Stress distribution of the shrink fit.

Moving machinery and machine parts (MBD)

Multibody dynamic analysis suits especially well to simulation of large structural systems. A typical machine system is boom lifter (figure below). In this case the booms are modelled as flexible bodies and lifter frame and cylinder are modelled as rigid bodies. Bodies are connected with pinned joints. In addition to the mechanism, the hydraulic system is modelled, too. In this way, the model takes the interaction of hydraulics and mechanisms into account, in addition to the flexibility coming from the hydraulic system.

Stresses in the boom during a work cycle

 In this example the boom tip is pushed to ground before the load is lifted to a new position 180 degrees away from lifting location.
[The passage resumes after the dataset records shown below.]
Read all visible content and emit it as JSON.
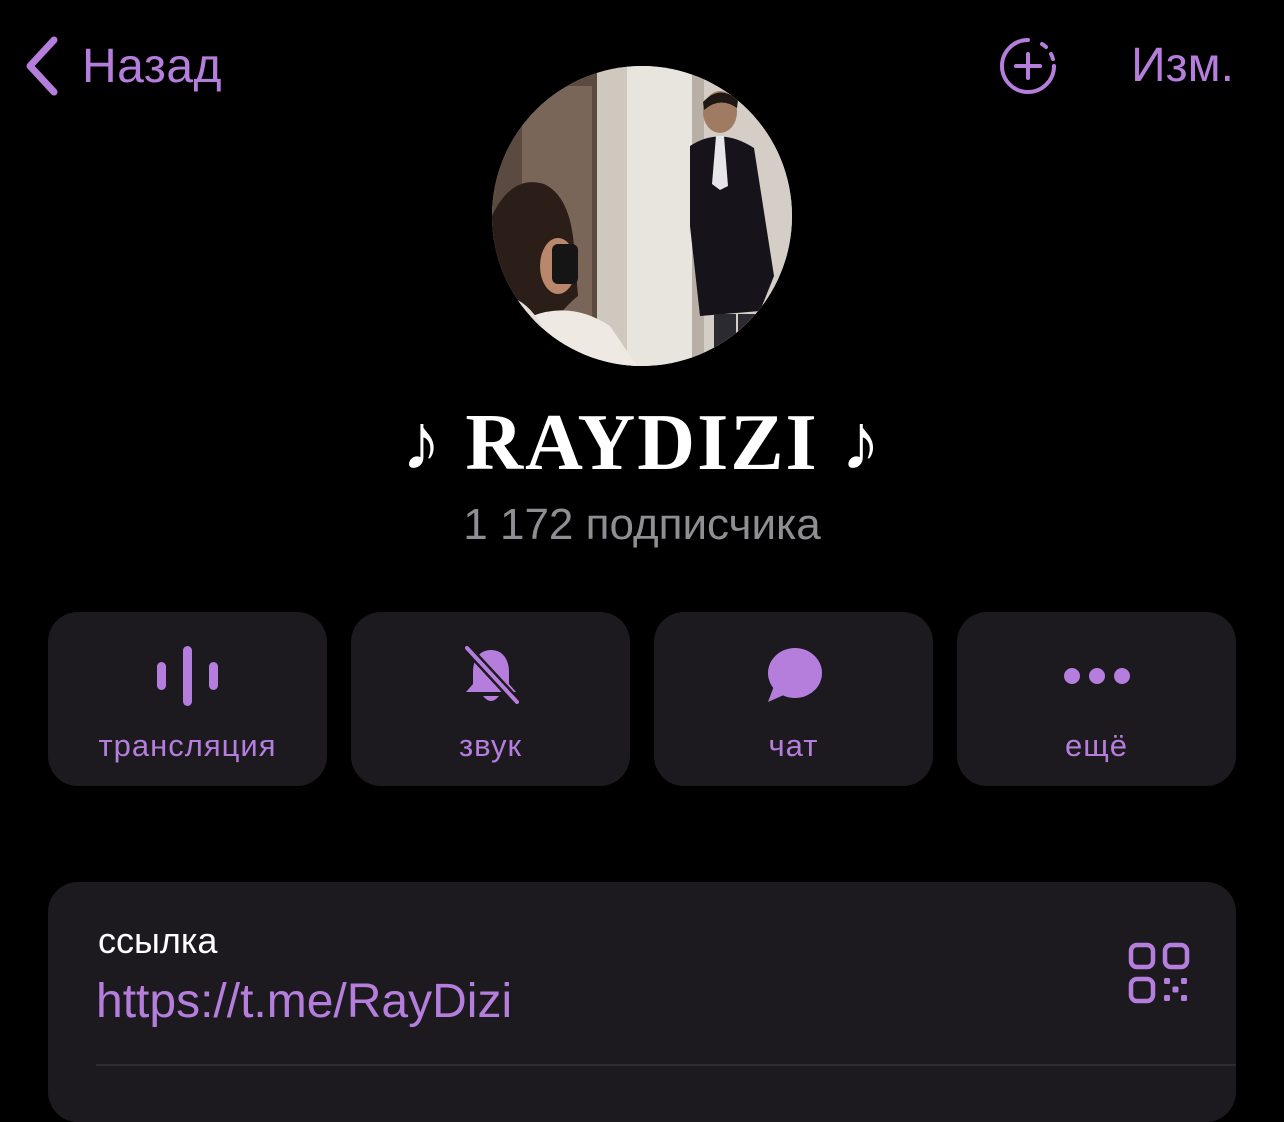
{
  "nav": {
    "back_label": "Назад",
    "edit_label": "Изм."
  },
  "channel": {
    "title": "♪ RAYDIZI ♪",
    "subscribers": "1 172 подписчика"
  },
  "actions": [
    {
      "label": "трансляция",
      "icon": "voice-chat-icon"
    },
    {
      "label": "звук",
      "icon": "bell-muted-icon"
    },
    {
      "label": "чат",
      "icon": "chat-bubble-icon"
    },
    {
      "label": "ещё",
      "icon": "more-dots-icon"
    }
  ],
  "info": {
    "link_caption": "ссылка",
    "link_value": "https://t.me/RayDizi"
  },
  "colors": {
    "accent": "#b57edc",
    "background": "#000000",
    "card": "#1c1a1f",
    "secondary_text": "#8e8e93"
  }
}
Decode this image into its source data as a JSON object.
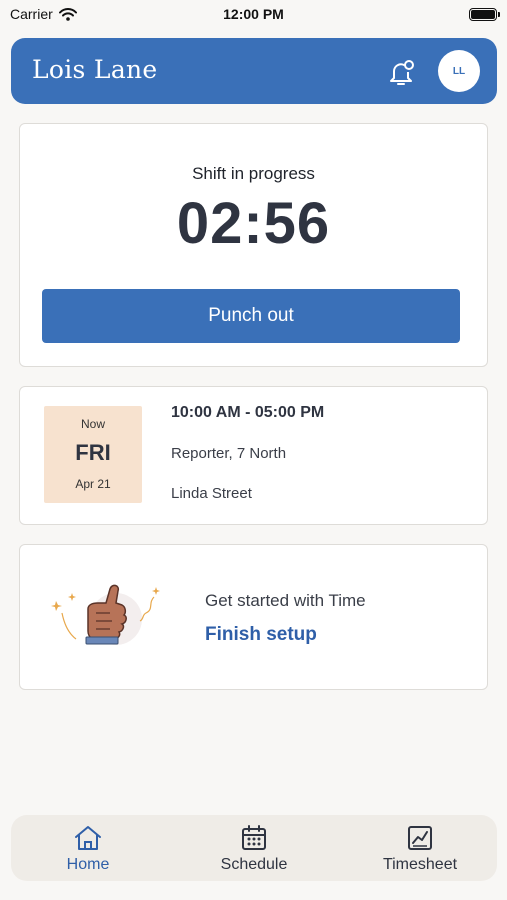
{
  "status_bar": {
    "carrier": "Carrier",
    "time": "12:00 PM"
  },
  "header": {
    "title": "Lois Lane",
    "avatar_initials": "LL",
    "notification_icon": "bell-icon"
  },
  "shift": {
    "label": "Shift in progress",
    "timer": "02:56",
    "punch_button": "Punch out"
  },
  "schedule": {
    "now_label": "Now",
    "day": "FRI",
    "date": "Apr 21",
    "hours": "10:00 AM - 05:00 PM",
    "role": "Reporter, 7 North",
    "location": "Linda Street"
  },
  "setup": {
    "prompt": "Get started with Time",
    "action": "Finish setup",
    "illustration": "thumbs-up-illustration"
  },
  "tabs": [
    {
      "label": "Home",
      "icon": "home-icon",
      "active": true
    },
    {
      "label": "Schedule",
      "icon": "calendar-icon",
      "active": false
    },
    {
      "label": "Timesheet",
      "icon": "chart-icon",
      "active": false
    }
  ],
  "colors": {
    "brand": "#3a70b8",
    "link": "#2f5fa8",
    "date_bg": "#f7e2cf",
    "background": "#f8f7f5"
  }
}
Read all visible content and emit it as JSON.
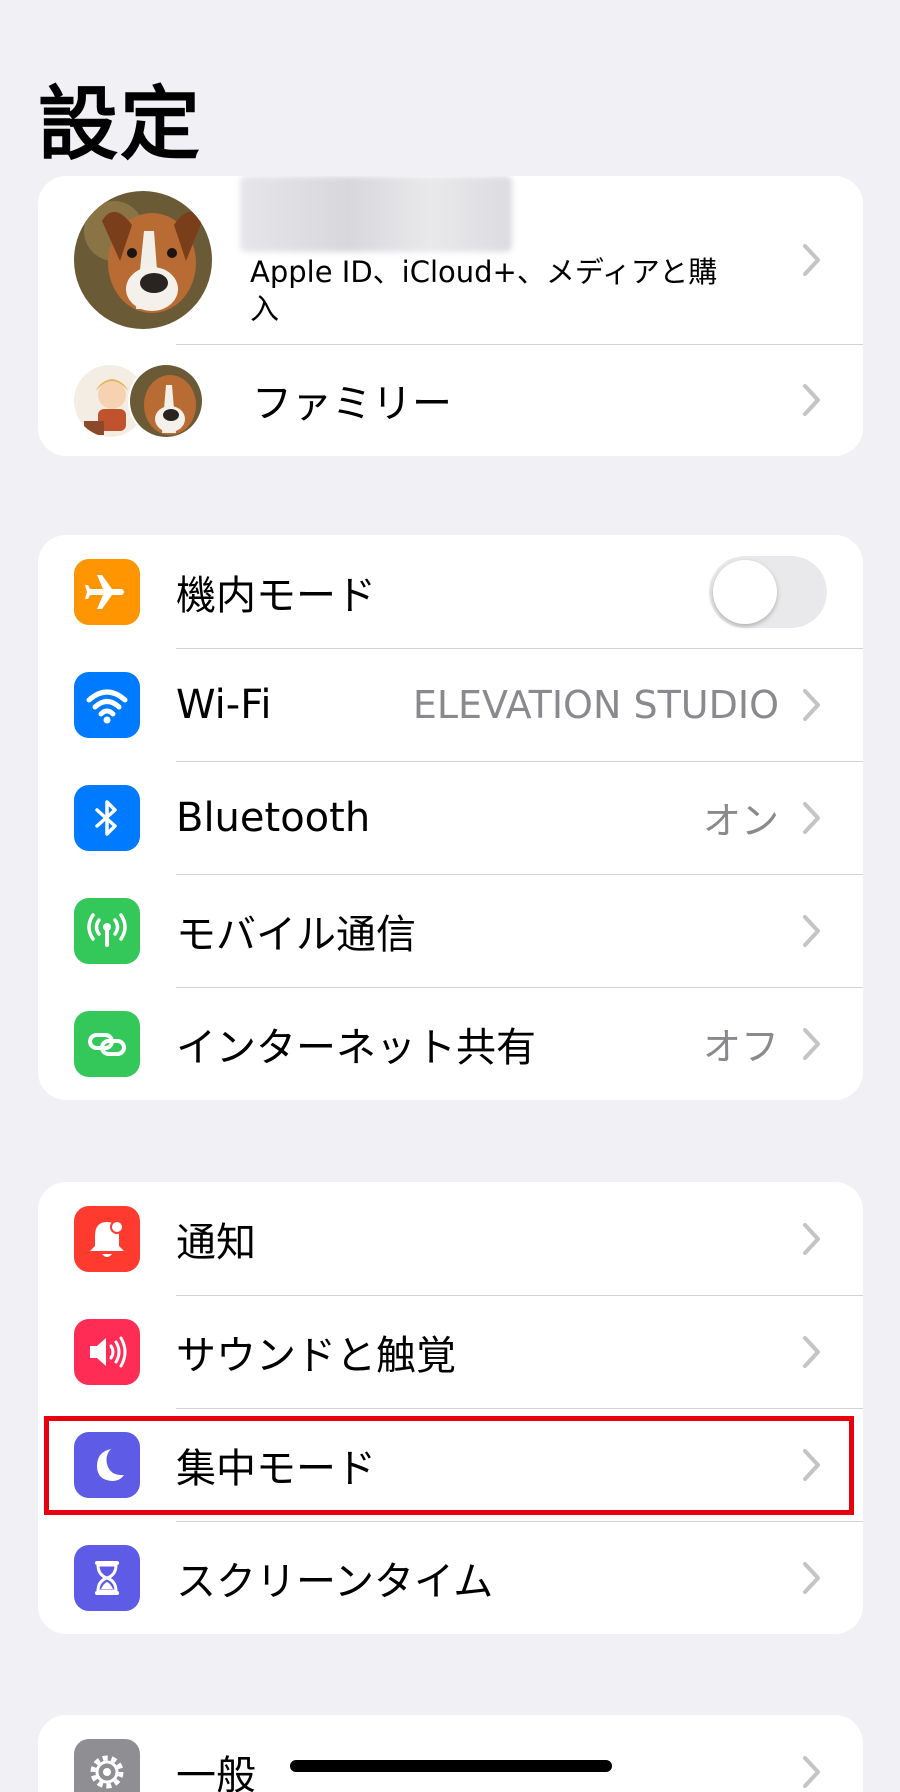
{
  "header": {
    "title": "設定"
  },
  "profile": {
    "subtitle": "Apple ID、iCloud+、メディアと購入",
    "family_label": "ファミリー"
  },
  "connectivity": [
    {
      "id": "airplane",
      "label": "機内モード",
      "icon": "airplane-icon",
      "color": "#ff9500",
      "toggle": false
    },
    {
      "id": "wifi",
      "label": "Wi-Fi",
      "value": "ELEVATION STUDIO",
      "icon": "wifi-icon",
      "color": "#007aff"
    },
    {
      "id": "bluetooth",
      "label": "Bluetooth",
      "value": "オン",
      "icon": "bluetooth-icon",
      "color": "#007aff"
    },
    {
      "id": "cellular",
      "label": "モバイル通信",
      "icon": "cellular-antenna-icon",
      "color": "#34c759"
    },
    {
      "id": "hotspot",
      "label": "インターネット共有",
      "value": "オフ",
      "icon": "hotspot-chain-icon",
      "color": "#34c759"
    }
  ],
  "notifications": [
    {
      "id": "notifications",
      "label": "通知",
      "icon": "bell-icon",
      "color": "#ff3b30"
    },
    {
      "id": "sounds",
      "label": "サウンドと触覚",
      "icon": "speaker-icon",
      "color": "#ff2d55"
    },
    {
      "id": "focus",
      "label": "集中モード",
      "icon": "moon-icon",
      "color": "#5e5ce6",
      "highlighted": true
    },
    {
      "id": "screentime",
      "label": "スクリーンタイム",
      "icon": "hourglass-icon",
      "color": "#5e5ce6"
    }
  ],
  "general": [
    {
      "id": "general",
      "label": "一般",
      "icon": "gear-icon",
      "color": "#8e8e93"
    }
  ],
  "accent": {
    "highlight_border": "#e8000f",
    "background": "#f0f0f5"
  }
}
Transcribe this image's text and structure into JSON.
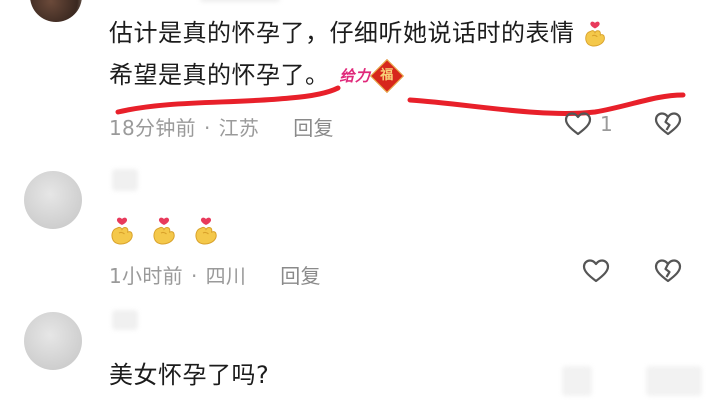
{
  "comments": [
    {
      "line1": "估计是真的怀孕了，仔细听她说话时的表情",
      "line2": "希望是真的怀孕了。",
      "sticker_label": "给力",
      "badge_char": "福",
      "time": "18分钟前",
      "location": "江苏",
      "reply": "回复",
      "like_count": "1"
    },
    {
      "time": "1小时前",
      "location": "四川",
      "reply": "回复"
    },
    {
      "line1": "美女怀孕了吗?"
    }
  ],
  "meta_separator": "·",
  "icons": [
    "heart-outline-icon",
    "broken-heart-icon",
    "love-hand-emoji"
  ],
  "colors": {
    "underline": "#e8202a",
    "meta": "#9a9a9a",
    "text": "#1c1c1c"
  }
}
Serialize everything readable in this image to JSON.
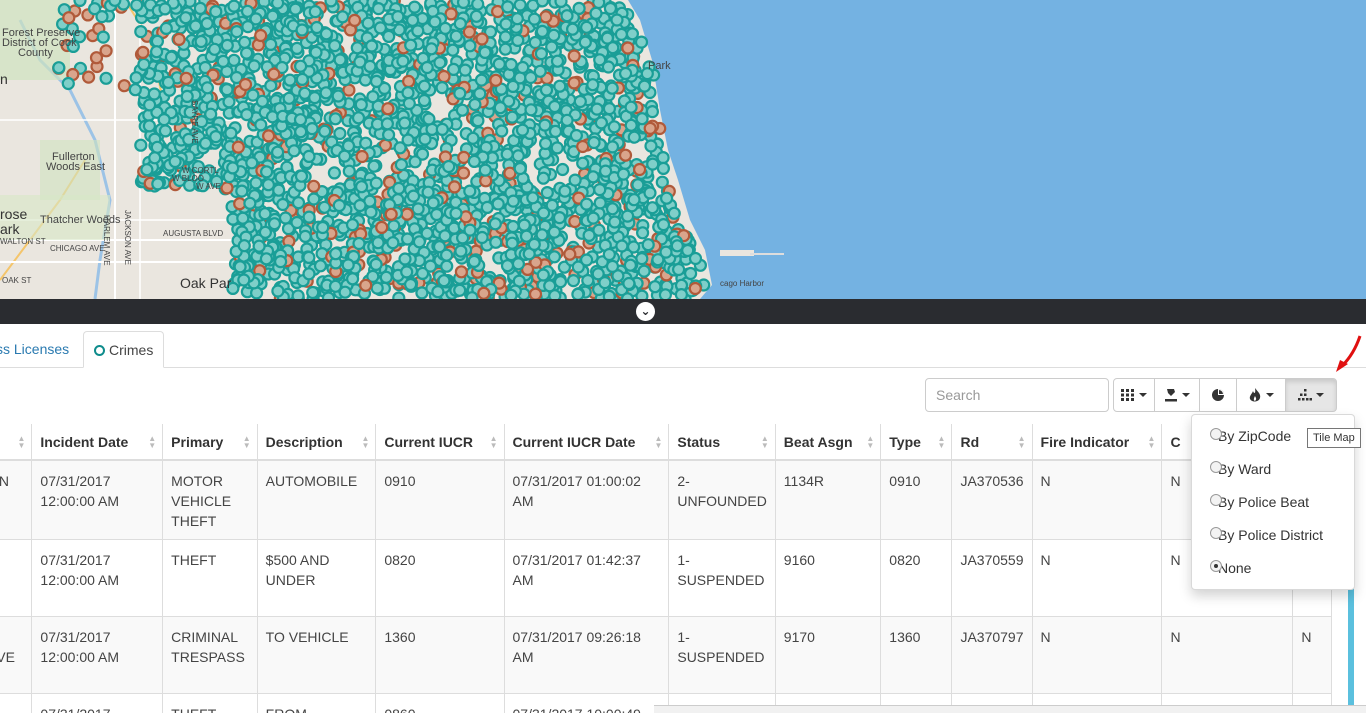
{
  "map": {
    "labels": [
      "Forest Preserve",
      "District of Cook",
      "County",
      "Fullerton",
      "Woods East",
      "rose",
      "ark",
      "Thatcher Woods",
      "WALTON ST",
      "CHICAGO AVE",
      "AUGUSTA BLVD",
      "OAK ST",
      "Oak Par",
      "Park",
      "cago Harbor",
      "n",
      "W CORTL",
      "W BLOO",
      "W AVE",
      "SAYRE AVE",
      "JACKSON AVE",
      "HARLEM AVE"
    ],
    "colors": {
      "water": "#74b2e2",
      "land": "#eae6df",
      "marker": "#1a9e97",
      "marker_alt": "#b05a3a"
    }
  },
  "divider": {
    "toggle_icon": "chevron-down-icon"
  },
  "tabs": [
    {
      "label": "ss Licenses",
      "active": false
    },
    {
      "label": "Crimes",
      "active": true
    }
  ],
  "toolbar": {
    "search_placeholder": "Search",
    "buttons": [
      {
        "icon": "grid-icon",
        "has_caret": true
      },
      {
        "icon": "gavel-icon",
        "has_caret": true
      },
      {
        "icon": "pie-chart-icon",
        "has_caret": false
      },
      {
        "icon": "fire-icon",
        "has_caret": true
      },
      {
        "icon": "tile-map-icon",
        "has_caret": true
      }
    ]
  },
  "table": {
    "columns": [
      "s",
      "Incident Date",
      "Primary",
      "Description",
      "Current IUCR",
      "Current IUCR Date",
      "Status",
      "Beat Asgn",
      "Type",
      "Rd",
      "Fire Indicator",
      "C",
      ""
    ],
    "rows": [
      [
        "ON",
        "07/31/2017 12:00:00 AM",
        "MOTOR VEHICLE THEFT",
        "AUTOMOBILE",
        "0910",
        "07/31/2017 01:00:02 AM",
        "2-UNFOUNDED",
        "1134R",
        "0910",
        "JA370536",
        "N",
        "N",
        ""
      ],
      [
        "N",
        "07/31/2017 12:00:00 AM",
        "THEFT",
        "$500 AND UNDER",
        "0820",
        "07/31/2017 01:42:37 AM",
        "1-SUSPENDED",
        "9160",
        "0820",
        "JA370559",
        "N",
        "N",
        ""
      ],
      [
        "E AVE",
        "07/31/2017 12:00:00 AM",
        "CRIMINAL TRESPASS",
        "TO VEHICLE",
        "1360",
        "07/31/2017 09:26:18 AM",
        "1-SUSPENDED",
        "9170",
        "1360",
        "JA370797",
        "N",
        "N",
        "N"
      ],
      [
        "",
        "07/31/2017",
        "THEFT",
        "FROM",
        "0860",
        "07/31/2017 10:00:49",
        "3-OPEN",
        "9150",
        "0860",
        "JA370882",
        "N",
        "",
        ""
      ]
    ]
  },
  "dropdown": {
    "options": [
      {
        "label": "By ZipCode",
        "checked": false
      },
      {
        "label": "By Ward",
        "checked": false
      },
      {
        "label": "By Police Beat",
        "checked": false
      },
      {
        "label": "By Police District",
        "checked": false
      },
      {
        "label": "None",
        "checked": true
      }
    ]
  },
  "tooltip": "Tile Map"
}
As a result, time history data is obtained of

  • position, velocity and acceleration of any point in the mechanism
  • pressures in hydraulic system
  • joint forces
  • stresses in flexible bodies.

Joints, contact and impact (MBD)

Drivetrains can be modelled roughly or detailed in MBD. The modeling accuracy should be chosen according to phenomena that is studied. It is often unnecesary to model non-essential parts in detail. For example, the gear in its simplest form just changes the input moment and rotational speed. However, it is also possible and sometimes also necesary to model single gears with flexible teeth with contacts between them. By using detailed modeling, it is possible to study the torsional vibration behaviour caused by tooth contact, braking or clutch forces, for example.

Below is an example of two flexible gear wheels, one of which is connected to the massive disk by a flexible shaft. A contact with gap is modelled between tooth pairs. In the beginning the disk restricts the rotational acceleration and this together with gapped contact causes oscillating behaviour during start-up. In the figure below, the stress distribution of the gears is shown.

Stress distribution in gearwheels in contact.

Another example is a shrink-fit joint. The roots of multibody dynamics are in rigid body dynamic analysis. Features familiar from FE world can be used when modelling flexible bodies in MBD. In this example, the shrink-fit is tightened first and the actual dynamic simulation is run after this. The stress distribution of the flexible hub after tightening on the shaft is shown in the figure in side bar.

MBD analysis can be used beneficially in following ways:

  • MBD analysis in product delelopment
    Multibody model is a virtul prototype that can be tested early during product development when no physical prototypes exist.
  • MBD analysis in problem solving
    Seeing the dynamic behaviour of the system helps developers to understand complicated causations of the behaviour. Understanding of why the machine behaves as it does is thus improved. Using traditional methods, the detrimental resonances for system function may be left unnoticed. This may prohibit the use of the machinery or in worst case break it.
  • MBD analysis to obtain loading of the structural system
    Forces and moments in the dynamically complicated structural system are obtained using MBD. These forces can be used in subsequent FE analyses.

Typical results of multibody dynamic simulation are stresses, accelerations and velocities in the bodies and forces in actuators and joints.

We use RecurDyn software for our MBD analysis together with different pre- and post-processing software (SpaceClaim, Ansys Workbench etc.).